We field calls like this on a regular basis during the winter months. Ice dams are one of those “inconvenient truths” that we as Michiganders have to deal with each winter. Ice dams are created when ice and snow begin to melt off of the roof due to the home losing heat through the attic and through the shingles. As the water then flows down the roof, it reaches the gutters which are much colder than the shingles, and re-freezes. When water re-freezes, it can do a number of things: 1. It can pour over the front of the gutter, creating large and sometimes dangerous icicles. 2. It can work its way between the gutters and fascia, giving the appearance of a leak. 3. It can travel up the roof line and, unfortunately, even underneath the shingles. All of these problems, albeit frustrating, are normal.
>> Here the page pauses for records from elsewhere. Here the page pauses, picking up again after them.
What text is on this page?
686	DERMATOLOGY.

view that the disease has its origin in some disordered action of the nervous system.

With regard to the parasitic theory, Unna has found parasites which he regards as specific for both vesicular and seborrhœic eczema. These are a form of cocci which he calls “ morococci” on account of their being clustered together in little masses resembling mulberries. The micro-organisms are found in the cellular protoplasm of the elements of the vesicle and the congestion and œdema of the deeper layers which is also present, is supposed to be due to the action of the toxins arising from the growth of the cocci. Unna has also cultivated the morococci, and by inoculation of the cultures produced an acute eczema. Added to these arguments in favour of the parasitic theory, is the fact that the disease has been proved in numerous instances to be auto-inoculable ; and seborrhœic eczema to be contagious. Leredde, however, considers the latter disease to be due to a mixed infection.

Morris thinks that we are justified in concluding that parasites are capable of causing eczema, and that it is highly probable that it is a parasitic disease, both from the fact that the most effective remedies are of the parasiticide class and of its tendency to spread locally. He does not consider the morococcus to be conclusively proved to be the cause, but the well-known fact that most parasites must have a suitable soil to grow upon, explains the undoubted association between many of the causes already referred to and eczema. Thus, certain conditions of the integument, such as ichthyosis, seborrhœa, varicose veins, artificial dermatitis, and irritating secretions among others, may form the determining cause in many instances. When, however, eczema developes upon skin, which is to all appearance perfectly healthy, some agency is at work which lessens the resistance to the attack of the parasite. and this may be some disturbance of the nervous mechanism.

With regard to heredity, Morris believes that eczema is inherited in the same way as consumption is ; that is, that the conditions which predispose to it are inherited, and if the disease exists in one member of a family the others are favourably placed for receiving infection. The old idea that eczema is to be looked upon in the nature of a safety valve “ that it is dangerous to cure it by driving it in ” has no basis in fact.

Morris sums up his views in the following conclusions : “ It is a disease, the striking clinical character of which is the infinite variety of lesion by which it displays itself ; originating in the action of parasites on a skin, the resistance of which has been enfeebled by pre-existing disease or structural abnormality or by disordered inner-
Ice dams occur on homes regardless of the pitch, condition, or workmanship of gutters. A couple of possible solutions to this problem are: 1. Additional insulation to slow the heat loss through the roof. This will save you money on your heating costs and could potentially improve your ice dam situation. 2. Another solution is hiring someone to remove the ice and snow from your roof and apply CaCl to the gutters and roof edges. The folks who call stating, “My old gutters never filled with ice” are mistaken. Either they never paid attention to the condition of their old gutters, or the old ones were magical. This would be like buying a new car, and after the first snow you call Ford Motor Company and tell them that you’re tired of using your snow scraper and you want them to do something about it, because your old car never got covered with ice and snow. (Maybe they actually field calls like this!) Of course I’m being facetious but ice dams are difficult to impossible to avoid in Michigan winters. Be patient, wait for a thaw, and your ice problem will go away. I know, these Michigan winters sure feel long, but they always end.